Não era fácil contá-lo, sabes? Acima de tudo porque deixava-me quase nua. E naquela altura eu ainda me importava com a minha nudez aos teus olhos.
Não sei porque razões, mas eu ia mudar de casa. Sempre me preocuparam as casas novas, porque achava que nenhuma casa teria o pé alto que desejava. Mas neste sonho era diferente. Amava cada canto da casa que me impuseram. Era forrada de tábua de madeiras cujas margens eram arredondadas, tinha um pátio com um jardim mal nascido e ainda se cheirava o velho limoeiro. Eu estava verdadeiramente completa naquele sítio. Deitava-me nas pedras frias do pátio e a minha pele ficava marcada com milhares de impressões arenosas. Não foi contigo que sonhei. Ainda não tinhas cara. Mas contaram-me que quem antes ali vivia eras tu. E eu corria descalça à procura das evidências. Encontrei gavetas com diferentes tipos de papel e muitos, muitos tubos de tinta.
Foi só isto.
A primeira é um bocadinho de botânica ténue (que eu não gosto de ser confundida com outras), para te dizer o quanto te acho bonita. (Depois de um nosso primeiro encontro ficaste admirada quando te disse que não estava preparada para a tua cara. Não estava.)

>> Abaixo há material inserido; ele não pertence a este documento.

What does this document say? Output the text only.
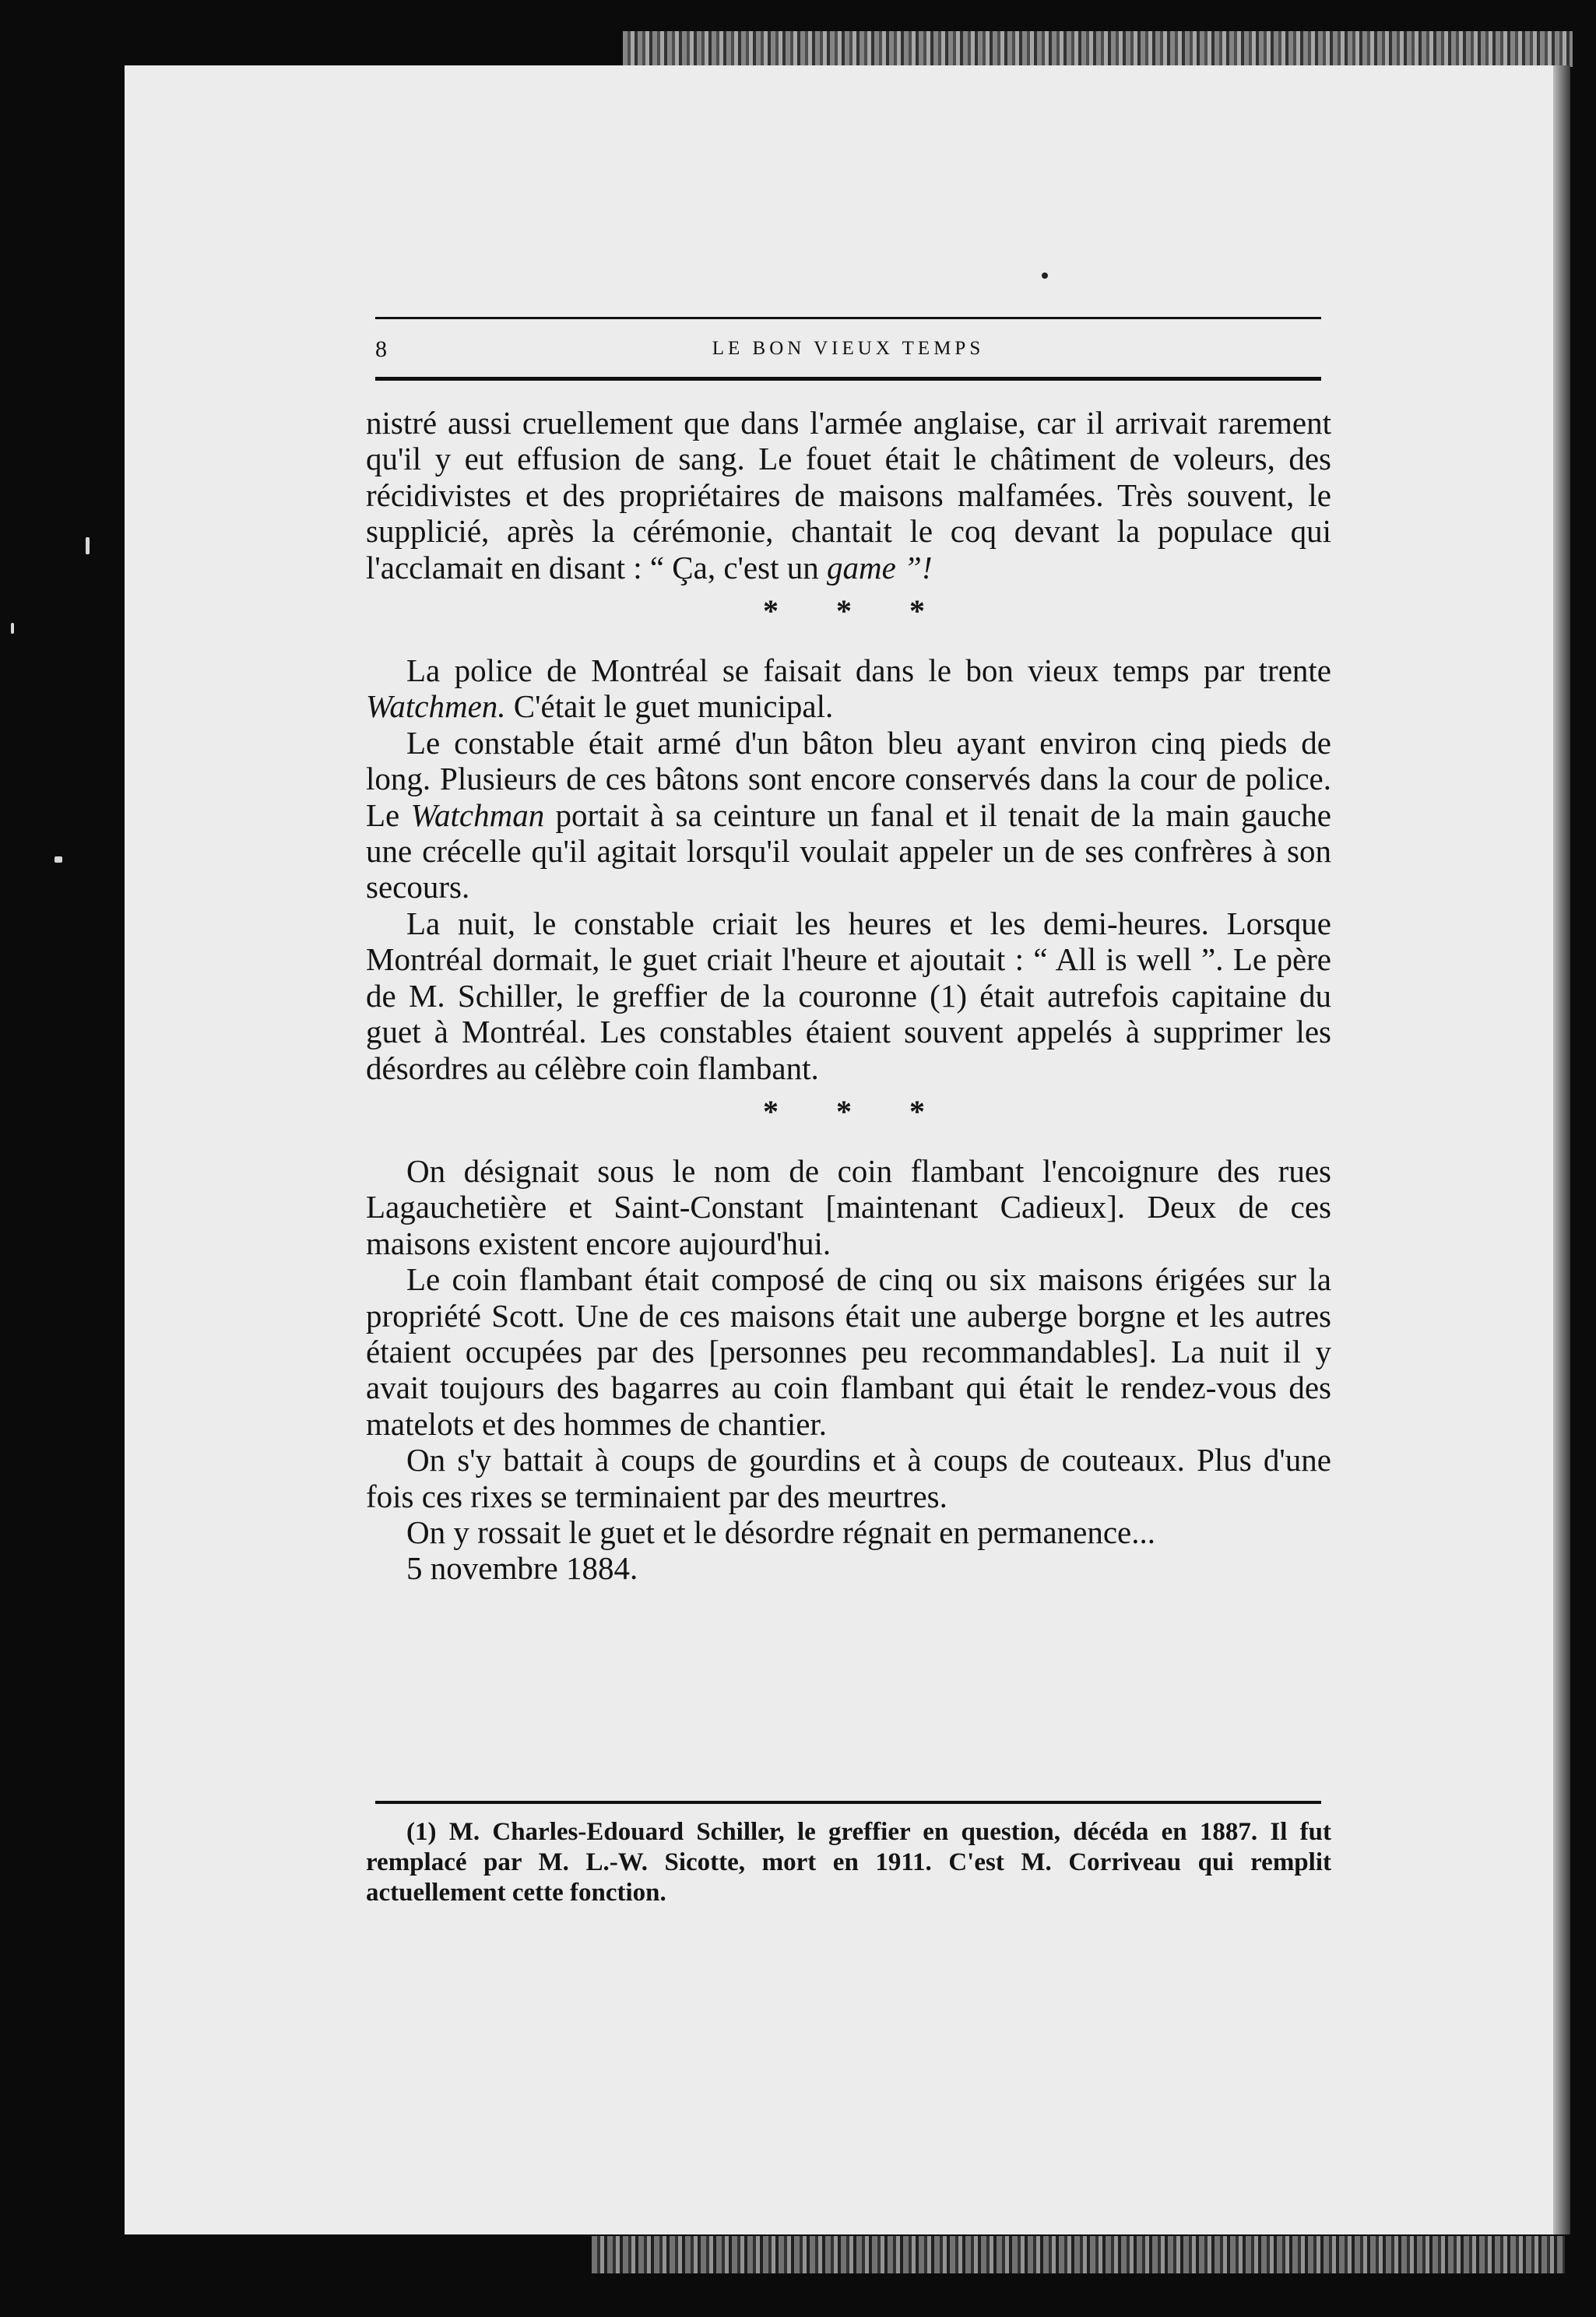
8	LE BON VIEUX TEMPS

nistré aussi cruellement que dans l'armée anglaise, car il arrivait rarement qu'il y eut effusion de sang. Le fouet était le châtiment de voleurs, des récidivistes et des propriétaires de maisons malfamées. Très souvent, le supplicié, après la cérémonie, chantait le coq devant la populace qui l'acclamait en disant : “ Ça, c'est un game ”!

* * *

La police de Montréal se faisait dans le bon vieux temps par trente Watchmen. C'était le guet municipal.

Le constable était armé d'un bâton bleu ayant environ cinq pieds de long. Plusieurs de ces bâtons sont encore conservés dans la cour de police. Le Watchman portait à sa ceinture un fanal et il tenait de la main gauche une crécelle qu'il agitait lorsqu'il voulait appeler un de ses confrères à son secours.

La nuit, le constable criait les heures et les demi-heures. Lorsque Montréal dormait, le guet criait l'heure et ajoutait : “ All is well ”. Le père de M. Schiller, le greffier de la couronne (1) était autrefois capitaine du guet à Montréal. Les constables étaient souvent appelés à supprimer les désordres au célèbre coin flambant.

* * *

On désignait sous le nom de coin flambant l'encoignure des rues Lagauchetière et Saint-Constant [maintenant Cadieux]. Deux de ces maisons existent encore aujourd'hui.

Le coin flambant était composé de cinq ou six maisons érigées sur la propriété Scott. Une de ces maisons était une auberge borgne et les autres étaient occupées par des [personnes peu recommandables]. La nuit il y avait toujours des bagarres au coin flambant qui était le rendez-vous des matelots et des hommes de chantier.

On s'y battait à coups de gourdins et à coups de couteaux. Plus d'une fois ces rixes se terminaient par des meurtres.

On y rossait le guet et le désordre régnait en permanence...

5 novembre 1884.

(1) M. Charles-Edouard Schiller, le greffier en question, décéda en 1887. Il fut remplacé par M. L.-W. Sicotte, mort en 1911. C'est M. Corriveau qui remplit actuellement cette fonction.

A segunda é um dos meus textos favoritos de sempre, para te dizer o quanto és um monstro feio:
O corpo dela era todo errado.
Uma mulher senta-se no escuro de uma sala de cinema e pensa: não estou morta. O escuro de uma sala de cinema adensa as massas corpóreas, atribui-lhes uma espessura irrefutável. Sento-me no cinema com a minha solidão ao lado. A fatalidade da escuridão é esta: não esconde, antes exibe a solidão, e esta é pegajosa e espessa e dura e está colada à pele. E eu, eu estou sentada em cima da minha solidão, a asfixiá-la no escuro, às escondidas. Mas estou imóvel. No meu corpo só os meus fluidos se movem. Fazem movimentos circulares de mim para fora, saem de mim os meus fluidos. Ninguém quer estar dentro do meu corpo. Eu compreendo isso. Um homem não tem fluidos autónomos, é ele quem os expulsa. São governáveis como todas as coisas dos homens. Uma mulher que tem a libido de um homem é uma mulher perigosa: quando come a carne alheia consome-se a si própria em proporções idênticas. Às vezes uma mulher vem-se e chora. O corpo explode duas vezes. O corpo de uma mulher está sempre pronto a estalar e a rachar de uma vez e uma mulher às vezes vem-se e não aguenta e chora e não percebe porque chora, ela não queria chorar, queria rir e dizer palavrões. Às vezes uma mulher vem-se com tanta intensidade que no fim não fica nada. E então uma mulher está sentada com a sua solidão e os seus fluidos e o seu corpo impraticável e não está morta, mas está sentada no escuro com um corpo que expele como quem expulsa e lembra: estás sentada no escuro com a tua solidão irrespirável e quando saíres vai continuar escuro lá fora.
2 comentários:
estou toda envergonhada, julgo que até corei. gosto muito de ti, pázinha. assim que tiver sobrevivido, escrevo-te um comentário digno desse nome.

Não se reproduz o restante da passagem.